Playing for Keeps by David Halberstam

Playing for Keeps by David Halberstam

Author:David Halberstam [Halberstam, David]
Language: eng
Format: epub
ISBN: 978-1-4532-8614-2
Publisher: Open Road
Published: 2012-11-14T00:07:00+00:00


18. Detroit, the 1980s

THE PROBLEM FOR THE Bulls was that there was another team that had come together just a little earlier and was itself challenging the hegemony of the vaunted Celtics of Bird, McHale, and Parish. That was the Detroit Pistons, led by Isiah Thomas, Bill Laimbeer, and Adrian Dantley.
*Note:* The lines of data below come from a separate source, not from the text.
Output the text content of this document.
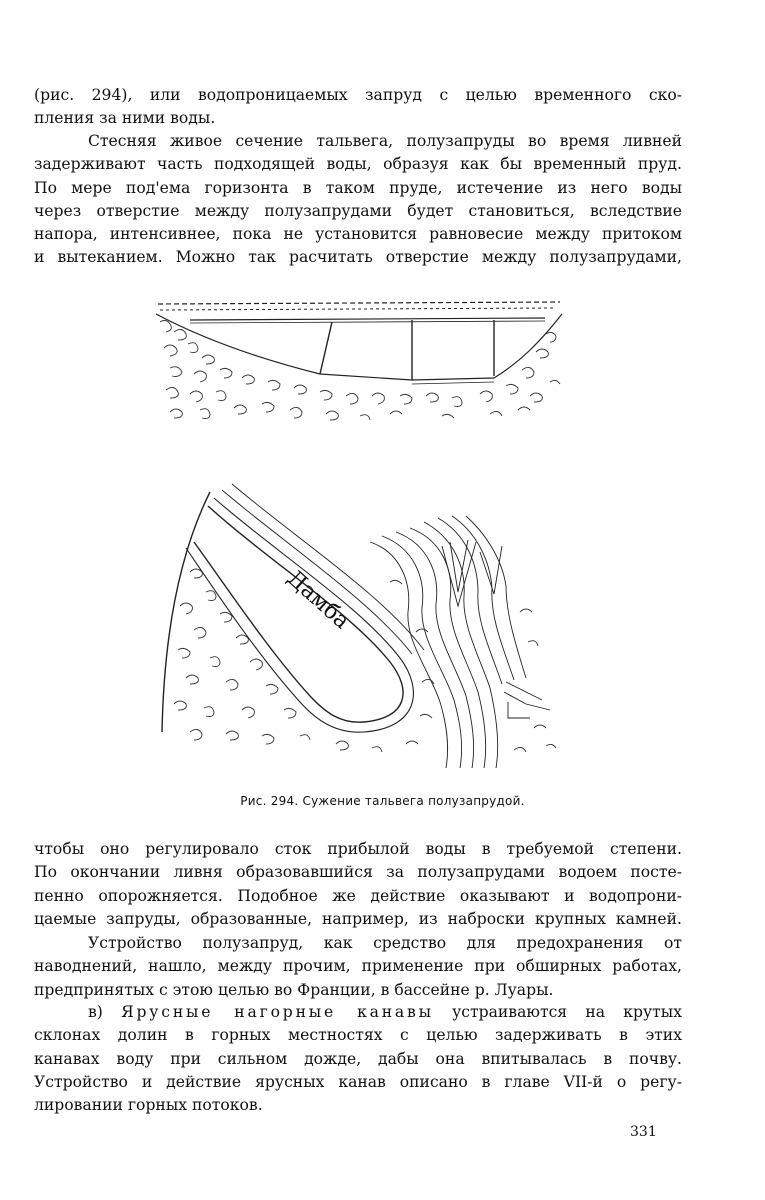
(рис. 294), или водопроницаемых запруд с целью временного ско-
пления за ними воды.

Стесняя живое сечение тальвега, полузапруды во время ливней
задерживают часть подходящей воды, образуя как бы временный пруд.
По мере под'ема горизонта в таком пруде, истечение из него воды
через отверстие между полузапрудами будет становиться, вследствие
напора, интенсивнее, пока не установится равновесие между притоком
и вытеканием. Можно так расчитать отверстие между полузапрудами,

Дамба
Рис. 294. Сужение тальвега полузапрудой.

чтобы оно регулировало сток прибылой воды в требуемой степени.
По окончании ливня образовавшийся за полузапрудами водоем посте-
пенно опорожняется. Подобное же действие оказывают и водопрони-
цаемые запруды, образованные, например, из наброски крупных камней.

Устройство полузапруд, как средство для предохранения от
наводнений, нашло, между прочим, применение при обширных работах,
предпринятых с этою целью во Франции, в бассейне р. Луары.

в) Ярусные нагорные канавы устраиваются на крутых
склонах долин в горных местностях с целью задерживать в этих
канавах воду при сильном дожде, дабы она впитывалась в почву.
Устройство и действие ярусных канав описано в главе VII-й о регу-
лировании горных потоков.

331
The Pistons were a very tough and physical team (in time they were given the nickname “The Bad Boys,” which made some of the NBA’s executives more than a little uneasy), and they played an extremely aggressive game that seemed to challenge the very nature of how the game was refereed. “Detroit was our albatross,” Bulls assistant coach Johnny Bach once said. Until they beat the Pistons, the Bulls could forget about going to the Finals.

The Pistons had come together just a few years ahead of the Bulls, put together with great skill by their joint architects, Jack McCloskey, the general manager, and his close friend Chuck Daly, the coach. As the Bulls began to elevate the level of their game, they found that the Pistons had arrived a bit ahead of them and were a bit more cohesive, a little deeper, a little more physical, and a little more determined and focused in their play. Though in 1987-1988 the Bulls added two exceptional players to a weak nucleus, it was the year after the Pistons added John Salley and Dennis Rodman to a strong nucleus. The shadow cast over Chicago Stadium as the Bulls began to get better was not that of Larry Bird and the Celtics or of Magic Johnson and the Lakers but of Isiah Thomas and the Pistons.

The Pistons’ rise began in 1981, when with the number-two pick in the country they drafted Isiah Thomas out of Indiana. He was small—listed as six foot one and possibly even shorter—immensely talented, smart, and absolutely fearless. If he had been six foot six, the team’s PR man Matt Dobek said, he would have been Michael Jordan. Dallas had the first pick in that draft, but Thomas deliberately tried to alienate the Dallas management during a predraft visit, saying that he did not particularly want to play there; in his immortal words, he was not into “that cowboy shit.” His ploy worked well, and the Mavericks’ management, thus rebuffed, took Mark Aguirre instead. If Thomas had not scared off the Dallas management, and if the Pistons had drafted Aguirre instead—a talented but not an overwhelming player—the Pistons never would have risen to the top.

Thomas tried to talk the Detroit management out of drafting him as well, but Jack McCloskey had scouted him far too carefully. He was the kind of point guard that you could build a team around, McCloskey thought. “But I don’t want to play here,” he had told McCloskey at their first meeting. “I want to play in Chicago.”

“Well, Isiah,” McCloskey had answered, “that doesn’t matter because we’re going to draft you, and you’re going to play here.”

“But who do you have for me to pass the ball to?” he had asked.